FIRE’s Scholars Under Fire database documents attempts to professionally sanction scholars for ideological reasons since 2015. Yet a recent Inside Higher Ed piece by John Warner misleads IHE readers by dismissing our conclusions while impugning our motive. He is wrong on both counts.

Warner begins by listing things not included in the database to create the impression FIRE doesn’t care about those issues. To do so, he has to ignore FIRE’s actual work. 
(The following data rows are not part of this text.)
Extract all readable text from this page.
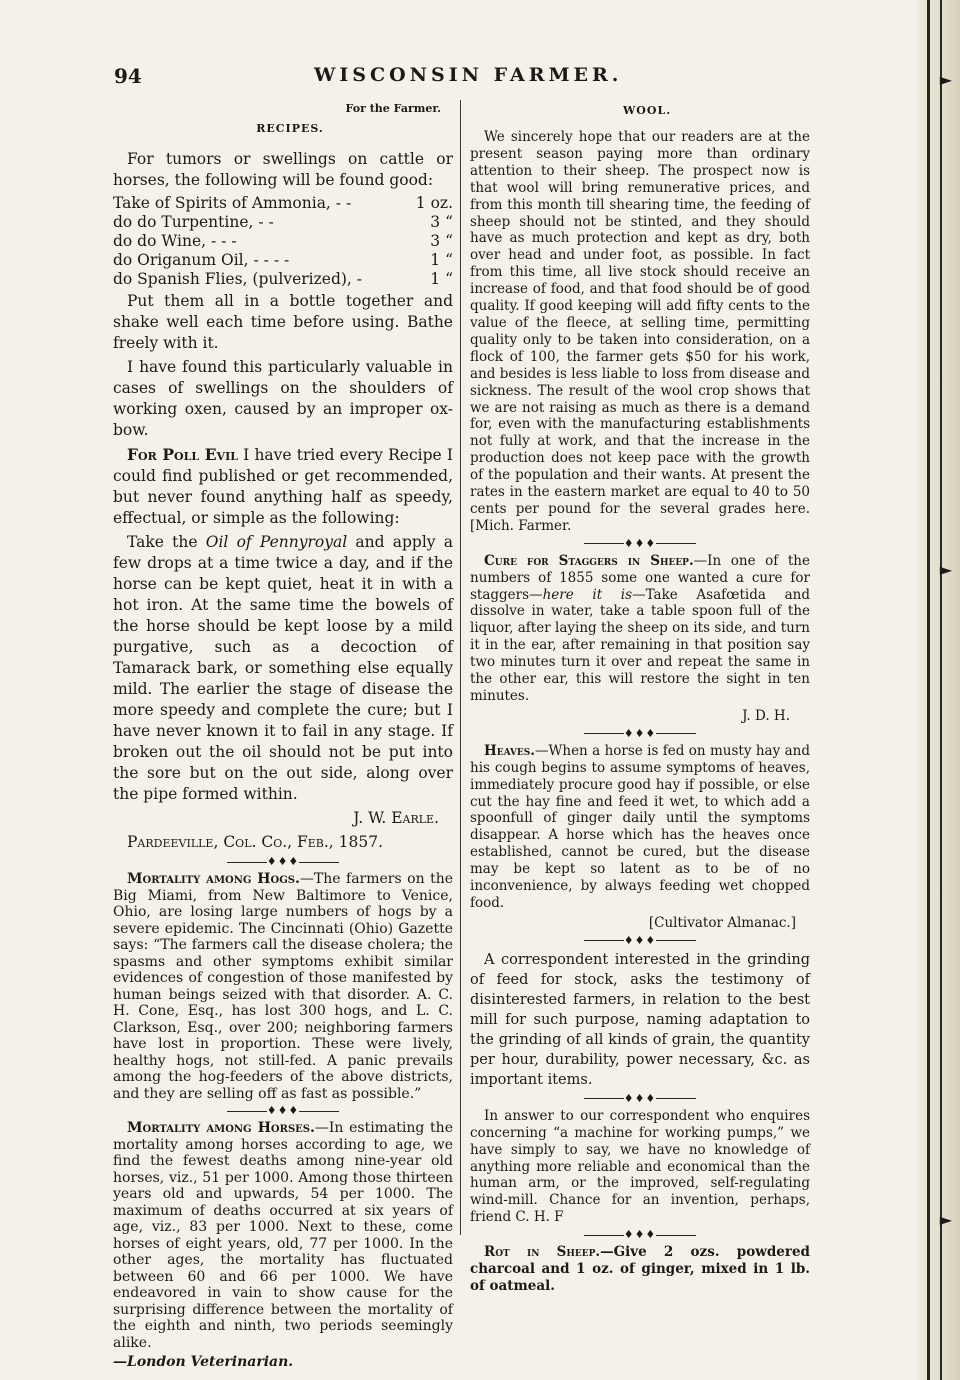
►
►
►
94	WISCONSIN FARMER.

For the Farmer.

RECIPES.

For tumors or swellings on cattle or horses, the following will be found good:

Take of Spirits of Ammonia, - -	1 oz.
do do Turpentine, - -	3 “
do do Wine, - - -	3 “
do Origanum Oil, - - - -	1 “
do Spanish Flies, (pulverized), -	1 “

Put them all in a bottle together and shake well each time before using. Bathe freely with it.

I have found this particularly valuable in cases of swellings on the shoulders of working oxen, caused by an improper ox-bow.

For Poll Evil I have tried every Recipe I could find published or get recommended, but never found anything half as speedy, effectual, or simple as the following:

Take the Oil of Pennyroyal and apply a few drops at a time twice a day, and if the horse can be kept quiet, heat it in with a hot iron. At the same time the bowels of the horse should be kept loose by a mild purgative, such as a decoction of Tamarack bark, or something else equally mild. The earlier the stage of disease the more speedy and complete the cure; but I have never known it to fail in any stage. If broken out the oil should not be put into the sore but on the out side, along over the pipe formed within.

J. W. Earle.

Pardeeville, Col. Co., Feb., 1857.

♦♦♦

Mortality among Hogs.—The farmers on the Big Miami, from New Baltimore to Venice, Ohio, are losing large numbers of hogs by a severe epidemic. The Cincinnati (Ohio) Gazette says: “The farmers call the disease cholera; the spasms and other symptoms exhibit similar evidences of congestion of those manifested by human beings seized with that disorder. A. C. H. Cone, Esq., has lost 300 hogs, and L. C. Clarkson, Esq., over 200; neighboring farmers have lost in proportion. These were lively, healthy hogs, not still-fed. A panic prevails among the hog-feeders of the above districts, and they are selling off as fast as possible.”

♦♦♦

Mortality among Horses.—In estimating the mortality among horses according to age, we find the fewest deaths among nine-year old horses, viz., 51 per 1000. Among those thirteen years old and upwards, 54 per 1000. The maximum of deaths occurred at six years of age, viz., 83 per 1000. Next to these, come horses of eight years, old, 77 per 1000. In the other ages, the mortality has fluctuated between 60 and 66 per 1000. We have endeavored in vain to show cause for the surprising difference between the mortality of the eighth and ninth, two periods seemingly alike.

—London Veterinarian.

WOOL.

We sincerely hope that our readers are at the present season paying more than ordinary attention to their sheep. The prospect now is that wool will bring remunerative prices, and from this month till shearing time, the feeding of sheep should not be stinted, and they should have as much protection and kept as dry, both over head and under foot, as possible. In fact from this time, all live stock should receive an increase of food, and that food should be of good quality. If good keeping will add fifty cents to the value of the fleece, at selling time, permitting quality only to be taken into consideration, on a flock of 100, the farmer gets $50 for his work, and besides is less liable to loss from disease and sickness. The result of the wool crop shows that we are not raising as much as there is a demand for, even with the manufacturing establishments not fully at work, and that the increase in the production does not keep pace with the growth of the population and their wants. At present the rates in the eastern market are equal to 40 to 50 cents per pound for the several grades here. [Mich. Farmer.

♦♦♦

Cure for Staggers in Sheep.—In one of the numbers of 1855 some one wanted a cure for staggers—here it is—Take Asafœtida and dissolve in water, take a table spoon full of the liquor, after laying the sheep on its side, and turn it in the ear, after remaining in that position say two minutes turn it over and repeat the same in the other ear, this will restore the sight in ten minutes.

J. D. H.

♦♦♦

Heaves.—When a horse is fed on musty hay and his cough begins to assume symptoms of heaves, immediately procure good hay if possible, or else cut the hay fine and feed it wet, to which add a spoonfull of ginger daily until the symptoms disappear. A horse which has the heaves once established, cannot be cured, but the disease may be kept so latent as to be of no inconvenience, by always feeding wet chopped food.

[Cultivator Almanac.]

♦♦♦

A correspondent interested in the grinding of feed for stock, asks the testimony of disinterested farmers, in relation to the best mill for such purpose, naming adaptation to the grinding of all kinds of grain, the quantity per hour, durability, power necessary, &c. as important items.

♦♦♦

In answer to our correspondent who enquires concerning “a machine for working pumps,” we have simply to say, we have no knowledge of anything more reliable and economical than the human arm, or the improved, self-regulating wind-mill. Chance for an invention, perhaps, friend C. H. F

♦♦♦

Rot in Sheep.—Give 2 ozs. powdered charcoal and 1 oz. of ginger, mixed in 1 lb. of oatmeal.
For example, Warner complains that the database doesn’t mention Boise State’s suspending its diversity courses, which we covered and investigated; the anti-CRT proposal at the University of Nebraska, which we explicitly called on the university to reject; the Iowa state legislature’s proposal to eliminate tenure, which we covered as posing a threat to academic freedom; and the AAUP’s survey on intimidation of scholars, which is especially baffling, because we cite it in the first paragraph of the executive summary of the report.
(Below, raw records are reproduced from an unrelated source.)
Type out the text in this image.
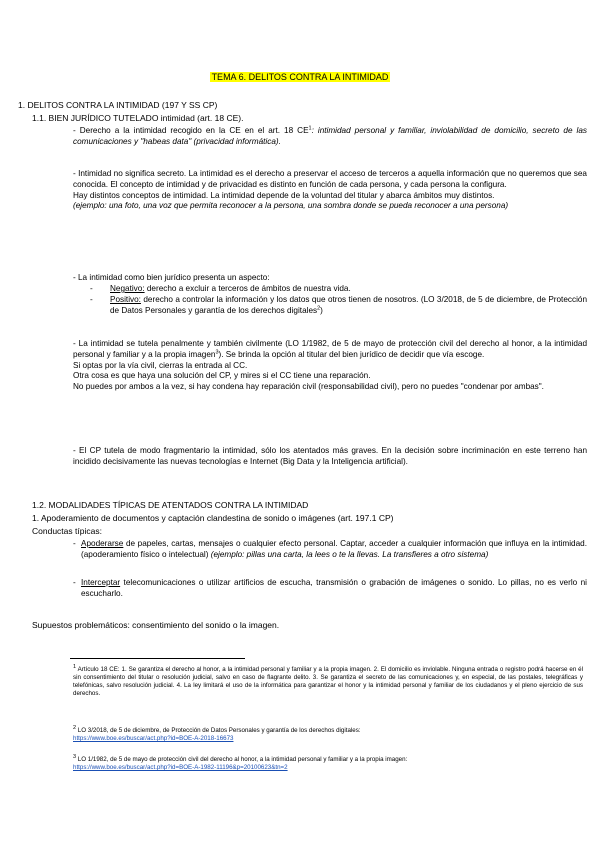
TEMA 6. DELITOS CONTRA LA INTIMIDAD
1. DELITOS CONTRA LA INTIMIDAD (197 Y SS CP)
1.1. BIEN JURÍDICO TUTELADO intimidad (art. 18 CE).

- Derecho a la intimidad recogido en la CE en el art. 18 $CE^1$: intimidad personal y familiar, inviolabilidad de domicilio, secreto de las comunicaciones y "habeas data" (privacidad informática).

- Intimidad no significa secreto. La intimidad es el derecho a preservar el acceso de terceros a aquella información que no queremos que sea conocida. El concepto de intimidad y de privacidad es distinto en función de cada persona, y cada persona la configura.

Hay distintos conceptos de intimidad. La intimidad depende de la voluntad del titular y abarca ámbitos muy distintos.

(ejemplo: una foto, una voz que permita reconocer a la persona, una sombra donde se pueda reconocer a una persona)

- La intimidad como bien jurídico presenta un aspecto:

-	Negativo: derecho a excluir a terceros de ámbitos de nuestra vida.
-	Positivo: derecho a controlar la información y los datos que otros tienen de nosotros. (LO 3/2018, de 5 de diciembre, de Protección de Datos Personales y garantía de los derechos digitales$^2$)

- La intimidad se tutela penalmente y también civilmente (LO 1/1982, de 5 de mayo de protección civil del derecho al honor, a la intimidad personal y familiar y a la propia imagen$^3$). Se brinda la opción al titular del bien jurídico de decidir que vía escoge.

Si optas por la vía civil, cierras la entrada al CC.

Otra cosa es que haya una solución del CP, y mires si el CC tiene una reparación.

No puedes por ambos a la vez, si hay condena hay reparación civil (responsabilidad civil), pero no puedes "condenar por ambas".

- El CP tutela de modo fragmentario la intimidad, sólo los atentados más graves. En la decisión sobre incriminación en este terreno han incidido decisivamente las nuevas tecnologías e Internet (Big Data y la Inteligencia artificial).

1.2. MODALIDADES TÍPICAS DE ATENTADOS CONTRA LA INTIMIDAD
1. Apoderamiento de documentos y captación clandestina de sonido o imágenes (art. 197.1 CP)
Conductas típicas:
- Apoderarse de papeles, cartas, mensajes o cualquier efecto personal. Captar, acceder a cualquier información que influya en la intimidad. (apoderamiento físico o intelectual) (ejemplo: pillas una carta, la lees o te la llevas. La transfieres a otro sistema)
- Interceptar telecomunicaciones o utilizar artificios de escucha, transmisión o grabación de imágenes o sonido. Lo pillas, no es verlo ni escucharlo.
Supuestos problemáticos: consentimiento del sonido o la imagen.
$^1$ Artículo 18 CE: 1. Se garantiza el derecho al honor, a la intimidad personal y familiar y a la propia imagen. 2. El domicilio es inviolable. Ninguna entrada o registro podrá hacerse en él sin consentimiento del titular o resolución judicial, salvo en caso de flagrante delito. 3. Se garantiza el secreto de las comunicaciones y, en especial, de las postales, telegráficas y telefónicas, salvo resolución judicial. 4. La ley limitará el uso de la informática para garantizar el honor y la intimidad personal y familiar de los ciudadanos y el pleno ejercicio de sus derechos.
$^2$ LO 3/2018, de 5 de diciembre, de Protección de Datos Personales y garantía de los derechos digitales:
https://www.boe.es/buscar/act.php?id=BOE-A-2018-16673
$^3$ LO 1/1982, de 5 de mayo de protección civil del derecho al honor, a la intimidad personal y familiar y a la propia imagen:
https://www.boe.es/buscar/act.php?id=BOE-A-1982-11196&p=20100623&tn=2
None of these things were included in a database of public attempts to professionally sanction scholars because none of them are public attempts to professionally sanction scholars. 

We agree with Warner that the issue of scholars receiving private threats is important, too. We’re looking at other ways to focus on that. Such a project will require a different methodological framework for a number of reasons, including the sad fact that allegations of threats and harassment are quite common online. It is fine to disagree with this approach, but to mix data on public sanction campaigns with a self-reported selection of alleged threats undifferentiated by scope or severity would dilute the value of either research endeavor. 

Warner also suggests that the research should not be taken seriously because of FIRE’s donors. We put no political litmus test on our donors, and are very proud to earn support from thousands of people all across the political spectrum. It’s with their generosity that FIRE has been able, for more than 20 years, to defend the individual rights of students and professors who need our help. 

Warner does not explain, because he could not, how our supposed requirement to “perpetuate narratives” for “right-wing ideologues” could be reconciled with our being among the first to defend 1619 Project creator Nikole Hannah-Jones; Steven Salaita, targeted for his anti-Israel tweets; Richard Berthold, who joked on 9/11 that “anyone who can bomb the Pentagon has my vote”; George Ciccariello-Maher, who tweeted, “All I Want for Christmas is White Genocide”; Randa Jarrar, who tweeted after Barbara Bush’s death that she was a “racist… who raised a war criminal”; Lisa Durden, who defended a BLM-sponsored “black only” Memorial Day event; self-identified Antifa member Jeff Klinzman; and countless others who are despised by critics on the right. And if there are more who need help, FIRE will be there. 

Disagreeing with our methodology is one thing. Misleading readers into believing that we have done nothing on case after case we have fought is another. Readers should dismiss this dismissive narrative.